Per dar fiato alle trombe luddiste -razziste se le categorie come “tecnologia” fossero razze- si ignora che le differenze mica ci sono, e soprattutto che i numeri del fenomeno, a vederli da vicino, ridimensionano la prospettiva tecnofobica: sia quella dei lepenisti che quella di accelerazion-socialisti con voglia di rivalsa, dei Žižek per dirne uno. Tra gli stratagemmi meno originali c’è il prodigarsi a fare da eco alle voci di chissà quale nome brandizzato come “tech” (Musk su tutti, oppure Hawkings che sostiene la necessità di una certa diffidenza verso l’intelligenza artificiale). Scusette per difendere il partito preso da pauristi, catastrofismo che paga bene alle elezioni (ma forse non più di tanto) e a cui si cerca la fonte più autorevole per nasconderne le fondamenta tremolanti.

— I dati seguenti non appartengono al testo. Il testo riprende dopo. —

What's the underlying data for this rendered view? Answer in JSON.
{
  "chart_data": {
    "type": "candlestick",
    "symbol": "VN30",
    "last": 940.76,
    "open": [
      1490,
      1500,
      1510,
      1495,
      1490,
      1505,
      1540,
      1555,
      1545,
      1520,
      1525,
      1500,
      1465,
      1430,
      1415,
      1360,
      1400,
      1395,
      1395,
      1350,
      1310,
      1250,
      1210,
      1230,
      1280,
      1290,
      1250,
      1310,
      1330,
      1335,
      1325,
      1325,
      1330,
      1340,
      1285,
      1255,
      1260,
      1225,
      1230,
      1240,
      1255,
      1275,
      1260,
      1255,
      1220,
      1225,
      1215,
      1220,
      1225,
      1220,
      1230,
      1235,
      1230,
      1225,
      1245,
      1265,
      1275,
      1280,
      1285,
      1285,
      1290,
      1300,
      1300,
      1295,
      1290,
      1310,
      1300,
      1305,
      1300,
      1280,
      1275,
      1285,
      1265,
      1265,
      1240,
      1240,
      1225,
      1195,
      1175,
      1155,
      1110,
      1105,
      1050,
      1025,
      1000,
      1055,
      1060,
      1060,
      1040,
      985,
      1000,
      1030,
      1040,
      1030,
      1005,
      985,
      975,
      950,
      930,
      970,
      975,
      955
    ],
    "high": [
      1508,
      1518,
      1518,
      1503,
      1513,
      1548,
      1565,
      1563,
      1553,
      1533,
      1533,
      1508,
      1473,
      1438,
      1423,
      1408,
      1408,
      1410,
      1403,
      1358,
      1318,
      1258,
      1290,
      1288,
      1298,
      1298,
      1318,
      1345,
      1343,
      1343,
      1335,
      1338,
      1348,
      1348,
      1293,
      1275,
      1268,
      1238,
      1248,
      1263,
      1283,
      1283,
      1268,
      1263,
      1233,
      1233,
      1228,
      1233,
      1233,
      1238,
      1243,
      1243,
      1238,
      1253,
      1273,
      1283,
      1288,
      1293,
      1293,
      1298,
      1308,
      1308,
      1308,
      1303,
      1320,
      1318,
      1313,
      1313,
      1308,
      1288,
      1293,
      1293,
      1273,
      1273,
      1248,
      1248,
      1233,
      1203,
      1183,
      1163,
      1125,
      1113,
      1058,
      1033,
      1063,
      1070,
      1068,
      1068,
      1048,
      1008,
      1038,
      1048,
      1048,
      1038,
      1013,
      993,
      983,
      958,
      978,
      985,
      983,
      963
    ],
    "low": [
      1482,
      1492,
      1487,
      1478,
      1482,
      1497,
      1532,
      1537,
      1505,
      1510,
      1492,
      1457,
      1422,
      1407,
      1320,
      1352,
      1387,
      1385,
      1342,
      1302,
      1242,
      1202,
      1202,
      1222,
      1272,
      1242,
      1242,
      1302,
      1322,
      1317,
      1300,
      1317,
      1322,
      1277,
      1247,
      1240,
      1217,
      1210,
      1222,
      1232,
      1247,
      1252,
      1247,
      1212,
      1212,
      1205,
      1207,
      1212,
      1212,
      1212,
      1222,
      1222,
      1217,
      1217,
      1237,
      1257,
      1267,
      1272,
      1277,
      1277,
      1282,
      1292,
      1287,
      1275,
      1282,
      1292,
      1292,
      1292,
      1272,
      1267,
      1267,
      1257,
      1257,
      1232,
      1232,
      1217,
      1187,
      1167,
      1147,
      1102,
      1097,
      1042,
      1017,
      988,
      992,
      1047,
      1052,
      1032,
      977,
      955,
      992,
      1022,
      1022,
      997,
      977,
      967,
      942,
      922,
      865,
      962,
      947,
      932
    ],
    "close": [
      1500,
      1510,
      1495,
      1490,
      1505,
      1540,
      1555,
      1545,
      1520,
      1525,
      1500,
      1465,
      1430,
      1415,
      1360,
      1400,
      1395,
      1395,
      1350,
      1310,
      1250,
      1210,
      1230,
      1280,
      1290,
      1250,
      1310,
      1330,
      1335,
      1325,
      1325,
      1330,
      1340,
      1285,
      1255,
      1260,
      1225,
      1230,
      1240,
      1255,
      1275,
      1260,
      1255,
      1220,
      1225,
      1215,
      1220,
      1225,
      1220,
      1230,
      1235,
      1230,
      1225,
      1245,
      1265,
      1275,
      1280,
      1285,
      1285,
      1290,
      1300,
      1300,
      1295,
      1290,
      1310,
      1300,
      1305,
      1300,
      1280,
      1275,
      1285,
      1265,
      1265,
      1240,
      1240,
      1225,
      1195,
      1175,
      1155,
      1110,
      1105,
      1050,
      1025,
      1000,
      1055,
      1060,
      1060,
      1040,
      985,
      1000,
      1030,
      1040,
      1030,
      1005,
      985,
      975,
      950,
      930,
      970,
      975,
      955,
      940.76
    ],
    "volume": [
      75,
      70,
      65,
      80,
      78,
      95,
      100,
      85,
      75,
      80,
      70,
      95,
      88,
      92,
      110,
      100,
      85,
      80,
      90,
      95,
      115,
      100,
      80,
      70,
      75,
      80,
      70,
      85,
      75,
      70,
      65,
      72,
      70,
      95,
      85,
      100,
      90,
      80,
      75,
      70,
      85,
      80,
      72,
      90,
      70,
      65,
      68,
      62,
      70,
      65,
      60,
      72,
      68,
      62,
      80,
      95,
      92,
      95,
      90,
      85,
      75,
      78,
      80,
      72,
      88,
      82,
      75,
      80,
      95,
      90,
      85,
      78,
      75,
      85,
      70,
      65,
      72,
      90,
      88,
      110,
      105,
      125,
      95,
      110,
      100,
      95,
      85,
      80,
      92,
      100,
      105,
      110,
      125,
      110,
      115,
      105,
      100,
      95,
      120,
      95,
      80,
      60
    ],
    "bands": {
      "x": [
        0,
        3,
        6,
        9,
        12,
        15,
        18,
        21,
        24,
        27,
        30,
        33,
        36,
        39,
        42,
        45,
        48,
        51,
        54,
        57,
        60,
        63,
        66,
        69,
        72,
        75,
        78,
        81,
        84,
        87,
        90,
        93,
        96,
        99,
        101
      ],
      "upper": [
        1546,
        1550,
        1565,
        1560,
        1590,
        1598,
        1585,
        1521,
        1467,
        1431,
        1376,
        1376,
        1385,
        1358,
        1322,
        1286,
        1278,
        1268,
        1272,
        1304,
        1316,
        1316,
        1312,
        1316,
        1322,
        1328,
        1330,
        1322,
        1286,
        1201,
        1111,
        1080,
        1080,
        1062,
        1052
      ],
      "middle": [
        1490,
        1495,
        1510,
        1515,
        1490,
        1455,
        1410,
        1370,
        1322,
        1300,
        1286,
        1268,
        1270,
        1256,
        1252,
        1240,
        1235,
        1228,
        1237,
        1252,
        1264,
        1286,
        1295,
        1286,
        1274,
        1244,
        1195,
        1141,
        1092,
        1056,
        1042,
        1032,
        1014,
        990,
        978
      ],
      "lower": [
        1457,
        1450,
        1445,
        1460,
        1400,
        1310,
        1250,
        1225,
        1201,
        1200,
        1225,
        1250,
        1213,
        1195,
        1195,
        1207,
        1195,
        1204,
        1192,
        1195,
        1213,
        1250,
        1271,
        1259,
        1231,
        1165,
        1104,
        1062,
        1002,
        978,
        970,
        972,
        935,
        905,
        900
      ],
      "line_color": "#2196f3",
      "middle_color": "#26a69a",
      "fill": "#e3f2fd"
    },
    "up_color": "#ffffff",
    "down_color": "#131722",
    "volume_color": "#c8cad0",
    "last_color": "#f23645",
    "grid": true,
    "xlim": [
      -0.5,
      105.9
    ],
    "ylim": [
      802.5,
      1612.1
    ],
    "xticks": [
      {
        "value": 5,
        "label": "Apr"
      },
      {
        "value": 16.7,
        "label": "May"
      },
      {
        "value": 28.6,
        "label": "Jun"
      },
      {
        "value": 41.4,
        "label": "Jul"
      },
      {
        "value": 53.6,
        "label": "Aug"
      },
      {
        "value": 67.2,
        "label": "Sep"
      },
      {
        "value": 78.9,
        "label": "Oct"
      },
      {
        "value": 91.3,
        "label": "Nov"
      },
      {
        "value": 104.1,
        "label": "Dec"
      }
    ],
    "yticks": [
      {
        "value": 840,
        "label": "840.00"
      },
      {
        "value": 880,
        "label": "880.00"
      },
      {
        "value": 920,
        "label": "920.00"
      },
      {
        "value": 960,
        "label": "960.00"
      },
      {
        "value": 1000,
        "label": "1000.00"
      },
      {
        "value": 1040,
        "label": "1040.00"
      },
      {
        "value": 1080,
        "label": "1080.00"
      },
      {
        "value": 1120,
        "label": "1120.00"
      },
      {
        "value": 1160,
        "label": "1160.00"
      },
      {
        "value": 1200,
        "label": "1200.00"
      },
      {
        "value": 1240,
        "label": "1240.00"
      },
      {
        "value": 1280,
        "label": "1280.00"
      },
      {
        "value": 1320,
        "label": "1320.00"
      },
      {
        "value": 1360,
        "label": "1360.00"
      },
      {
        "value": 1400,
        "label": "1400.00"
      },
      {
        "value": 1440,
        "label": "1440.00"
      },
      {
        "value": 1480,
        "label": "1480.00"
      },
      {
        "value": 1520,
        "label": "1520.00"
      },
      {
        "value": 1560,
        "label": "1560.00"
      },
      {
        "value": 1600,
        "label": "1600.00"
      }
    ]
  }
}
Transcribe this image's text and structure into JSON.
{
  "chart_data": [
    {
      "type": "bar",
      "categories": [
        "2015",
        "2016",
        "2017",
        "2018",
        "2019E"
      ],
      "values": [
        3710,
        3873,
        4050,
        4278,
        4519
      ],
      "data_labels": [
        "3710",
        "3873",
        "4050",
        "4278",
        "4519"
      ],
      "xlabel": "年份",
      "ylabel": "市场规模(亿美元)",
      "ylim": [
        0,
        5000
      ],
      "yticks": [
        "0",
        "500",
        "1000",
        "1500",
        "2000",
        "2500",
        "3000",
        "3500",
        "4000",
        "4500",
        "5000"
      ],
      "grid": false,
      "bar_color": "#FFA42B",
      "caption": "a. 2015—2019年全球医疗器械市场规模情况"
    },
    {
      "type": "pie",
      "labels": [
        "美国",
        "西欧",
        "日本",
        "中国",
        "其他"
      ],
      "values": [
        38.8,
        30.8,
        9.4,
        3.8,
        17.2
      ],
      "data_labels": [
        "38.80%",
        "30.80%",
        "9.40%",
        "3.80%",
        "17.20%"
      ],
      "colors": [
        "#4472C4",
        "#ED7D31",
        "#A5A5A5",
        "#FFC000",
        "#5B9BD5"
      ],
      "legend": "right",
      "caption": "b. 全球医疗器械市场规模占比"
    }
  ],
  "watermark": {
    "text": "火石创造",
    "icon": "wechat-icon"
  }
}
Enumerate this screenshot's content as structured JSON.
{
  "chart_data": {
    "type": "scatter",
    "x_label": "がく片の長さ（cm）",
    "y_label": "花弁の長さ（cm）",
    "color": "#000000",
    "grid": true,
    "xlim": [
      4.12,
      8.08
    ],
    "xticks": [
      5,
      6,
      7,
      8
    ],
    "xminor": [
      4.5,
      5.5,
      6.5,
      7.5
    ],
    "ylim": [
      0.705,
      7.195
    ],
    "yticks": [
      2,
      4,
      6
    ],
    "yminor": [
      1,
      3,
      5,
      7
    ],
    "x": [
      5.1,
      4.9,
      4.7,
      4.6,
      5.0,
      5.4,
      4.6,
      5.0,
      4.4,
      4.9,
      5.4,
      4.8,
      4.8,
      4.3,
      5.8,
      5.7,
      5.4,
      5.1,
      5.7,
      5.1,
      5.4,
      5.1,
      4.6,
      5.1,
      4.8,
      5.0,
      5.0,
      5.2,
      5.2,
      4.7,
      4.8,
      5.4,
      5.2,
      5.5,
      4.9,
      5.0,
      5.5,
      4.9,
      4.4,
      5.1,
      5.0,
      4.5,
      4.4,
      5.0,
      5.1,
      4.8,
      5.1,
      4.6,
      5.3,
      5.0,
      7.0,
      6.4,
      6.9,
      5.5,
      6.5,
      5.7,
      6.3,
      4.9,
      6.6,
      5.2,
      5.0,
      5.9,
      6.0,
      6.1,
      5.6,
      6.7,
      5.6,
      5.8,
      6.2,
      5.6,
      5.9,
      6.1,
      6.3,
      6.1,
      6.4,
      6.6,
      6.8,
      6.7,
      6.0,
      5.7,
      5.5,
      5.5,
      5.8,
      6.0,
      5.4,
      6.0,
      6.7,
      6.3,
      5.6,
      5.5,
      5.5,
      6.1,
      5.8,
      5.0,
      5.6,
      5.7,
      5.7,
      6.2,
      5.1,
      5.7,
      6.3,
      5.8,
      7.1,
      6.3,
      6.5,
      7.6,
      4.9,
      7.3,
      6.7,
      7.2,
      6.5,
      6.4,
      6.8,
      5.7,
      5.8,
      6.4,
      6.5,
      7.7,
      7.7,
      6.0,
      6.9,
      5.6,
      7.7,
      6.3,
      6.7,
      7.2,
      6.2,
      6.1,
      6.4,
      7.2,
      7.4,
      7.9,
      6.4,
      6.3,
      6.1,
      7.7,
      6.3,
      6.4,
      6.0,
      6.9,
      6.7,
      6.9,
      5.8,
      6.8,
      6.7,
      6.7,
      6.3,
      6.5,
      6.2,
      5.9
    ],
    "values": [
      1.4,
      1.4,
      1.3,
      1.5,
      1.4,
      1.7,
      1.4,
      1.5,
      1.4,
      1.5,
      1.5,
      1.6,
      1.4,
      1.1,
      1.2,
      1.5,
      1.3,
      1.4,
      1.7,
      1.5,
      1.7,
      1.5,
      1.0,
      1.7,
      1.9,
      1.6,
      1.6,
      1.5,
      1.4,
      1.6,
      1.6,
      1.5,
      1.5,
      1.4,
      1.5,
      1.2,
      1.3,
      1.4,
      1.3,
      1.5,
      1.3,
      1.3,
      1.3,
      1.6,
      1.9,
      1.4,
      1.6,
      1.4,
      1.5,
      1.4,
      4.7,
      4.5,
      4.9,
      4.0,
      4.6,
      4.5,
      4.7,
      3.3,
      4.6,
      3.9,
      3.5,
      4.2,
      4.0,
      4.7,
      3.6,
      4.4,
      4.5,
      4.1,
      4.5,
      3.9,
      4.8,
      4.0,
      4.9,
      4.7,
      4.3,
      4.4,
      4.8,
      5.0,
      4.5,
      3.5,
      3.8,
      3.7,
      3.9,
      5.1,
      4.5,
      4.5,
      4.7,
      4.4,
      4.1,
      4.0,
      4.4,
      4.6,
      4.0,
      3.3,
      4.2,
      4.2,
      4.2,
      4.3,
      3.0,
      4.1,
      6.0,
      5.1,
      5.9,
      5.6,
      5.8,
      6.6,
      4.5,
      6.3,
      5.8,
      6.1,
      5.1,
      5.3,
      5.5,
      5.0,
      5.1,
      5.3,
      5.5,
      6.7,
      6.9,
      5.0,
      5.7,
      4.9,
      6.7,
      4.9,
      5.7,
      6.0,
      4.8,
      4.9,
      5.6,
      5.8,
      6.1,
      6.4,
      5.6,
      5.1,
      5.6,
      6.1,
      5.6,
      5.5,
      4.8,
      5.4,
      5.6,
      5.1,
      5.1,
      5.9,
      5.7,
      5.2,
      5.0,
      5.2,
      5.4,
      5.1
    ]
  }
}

Ma la tecnologia è una banalità ripetuta in loop, arriva la novità e non può fare altro che affascinare e intimidire. “Arrivano i robot del sesso” dice la BBC in un servizio sul futuro delle bambole gonfiabili, robot parlanti e ultra-senzienti che sarebbero un pericolo per il futuro dell’emancipazione femminile in quanto “troppo simili alle pornostar”. Per ora nessun proclama luddista in Italia, ma da un paese che ancora non ha legalizzato la prostituzione umana tocca aspettarsi una reazione scomposta, urlante e catastrofista, a quella robotica. E il problema mica è la paura, quella è naturale, semmai lo spirito di adattamento, altrettanto istintivo e animale. Stiamocene nell’orticello autarchico lepenista, preoccupiamoci pure dell’olio tunisino e dei robot del sesso, rimarremo dei pinscher a passeggio.